Autant dire que les magistrats intègres ont droit à notre soutien, d’autant que l’éclairage de ces rappels fait apparaître que le communiqué du Conseil Supérieur de la Magistrature du 03 mai 2005, sommant « tous les magistrats, quels que soit leur rang » de faire plier les avocats, en prenant « toutes les mesures qui s’imposent en vue de maintenir l’ordre et le calme dans les salles d’audience et les bureaux d’instruction » [3], était aussi et d’abord un avertissement mettant les magistrats eux-mêmes en garde contre toute manifestation contestataire de l’instrumentalisation de la justice ou solidaire des avocats. A l’évidence, ce communiqué dénote l’embarras d’un régime incapable de traiter les problèmes autrement qu’en ajoutant l’intimidation à l’intimidation et la répression à la répression, au point de provoquer l’irritation diplomatique de moins en moins discrète de ses habituels soutiens américains et européens

Finalement, ce que le mouvement des avocats nous apprend, dans et par l’épreuve des faits, c’est que le front de la justice, et l’enjeu de son indépendance au seul service de la loi, sont des questions stratégiques clés dans un plan d’opposition efficace à la dictature.
C’est à juste titre qu’on a pu dire qu’avec le mouvement des avocats nous vivons un moment décisif, au sens où son issue peut conduire à deux extrêmes : soit il aboutit à un gain sensible de démocratie qui affaiblira d’autant la dictature, soit la dictature aura raison du mouvement et fermera les volets d’une répression encore plus féroce sur tout le mouvement démocratique. Et il n'y a guère qu'une grosse manœuvre tactique ou de diversion pour atténuer cette logique implacable et aménager une sortie douce qui sauve l'essentiel pour la dictature en sauvant le statut quo, sans rien concéder de significatif sur l'essentiel pour la résistance démocratique. C'est du moins ce qu'on peut légitimement craindre à voir surgir, par exemple, quasiment en marge de la bataille sur le front de la justice, pour ne pas dire sur son compte, certains appels à une réconciliation nationale d'autant plus douteuse qu'elle réduit la réconciliation à une reconnaissance mutuelle entre certains islamistes de Nahdha et ce qu'ils appellent "l'autorité de tutelle"... Raison de plus pour souligner la nécessité d'une juste conscience des enjeux en cours. Car s’il est une responsabilité et une solidarité requises dans la situation présente, c’est bien sous cette forme de prise de conscience qu’elles doivent se manifester, en pensée et en action. Au delà des déclarations sympathisantes, il s’agit de penser la part de nous-mêmes et de reconnaitre la part de nos propres aspirations démocratiques qui se trouvent engagées dans les enjeux politiques du combat des avocats sur le front de la justice. Et, s’y reconnaissant, de développer un courant d’opinion et des modalités de luttes solidaires à même de peser sur le rapport des forces dans le sens d’une libération, fut-elle relative, de la justice de l’emprise despotique. Même relative, une telle libération engagerait le processus de conquête de nos libertés démocratiques dans une voie pérenne. Faute de quoi, c’est la dictature qui - les démissions, les sectarismes, les calculs politicards, les « solidarités » mesurées, les égocentrismes aidant - nous accablera de plus belle et pour longtemps encore.

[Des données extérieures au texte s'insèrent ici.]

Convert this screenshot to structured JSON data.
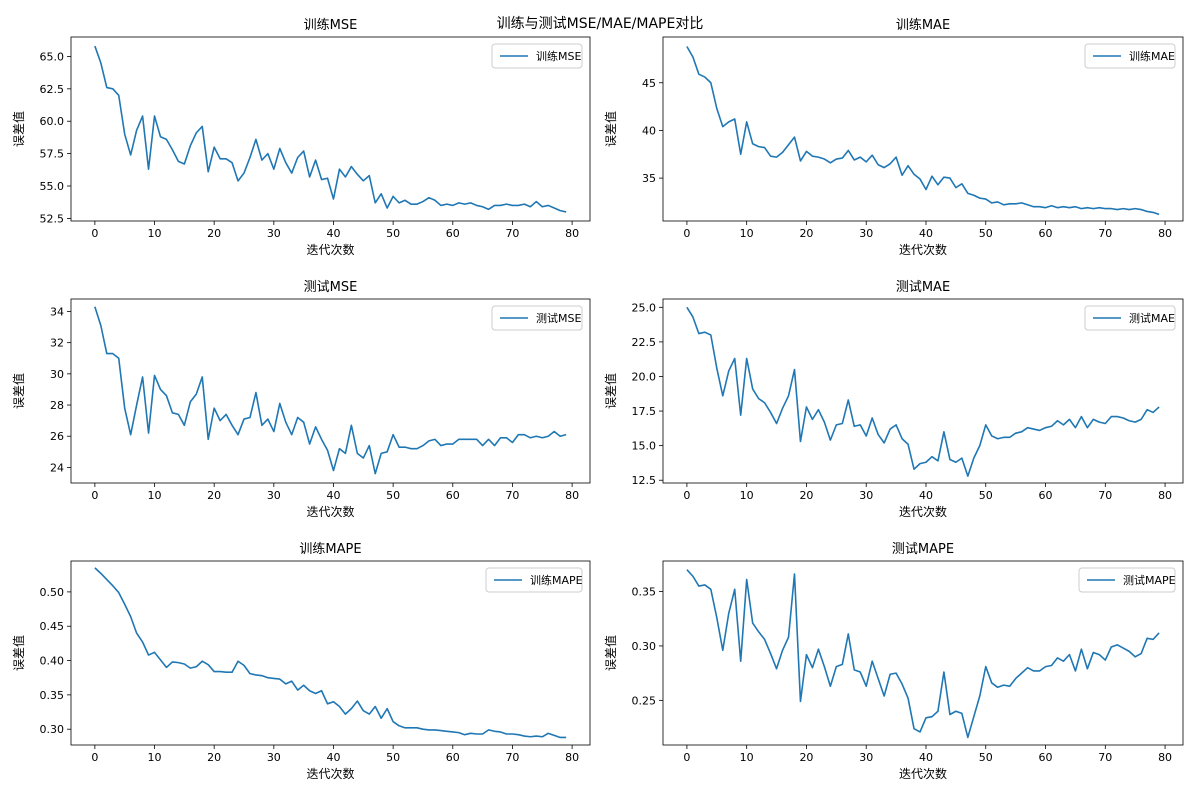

Il ne tient donc qu’à l’engagement de toutes les forces démocratiques et patriotiques, à leur conscience des enjeux du moment et à leur sens des responsabilités, -toutes choses subjectives finalement- de faire en sorte pour qu’il en soit autrement, pour que sonne le temps enfin venu de notre liberté et de notre dignité recouvrées. Moyennant la qualité subjective de l’engagement volontariste et cohésif, ça peut changer, oui ! Car la situation objective, quant à elle, s’y prête. Situation objective ou, pour mieux dire en empruntant à Lénine, « conjoncture », c’est-à-dire une conjonction d’éléments contextuels qui forment à un instant t, qu’il s’agit de ne pas rater, une configuration favorable à un objectif donné : une opportunité...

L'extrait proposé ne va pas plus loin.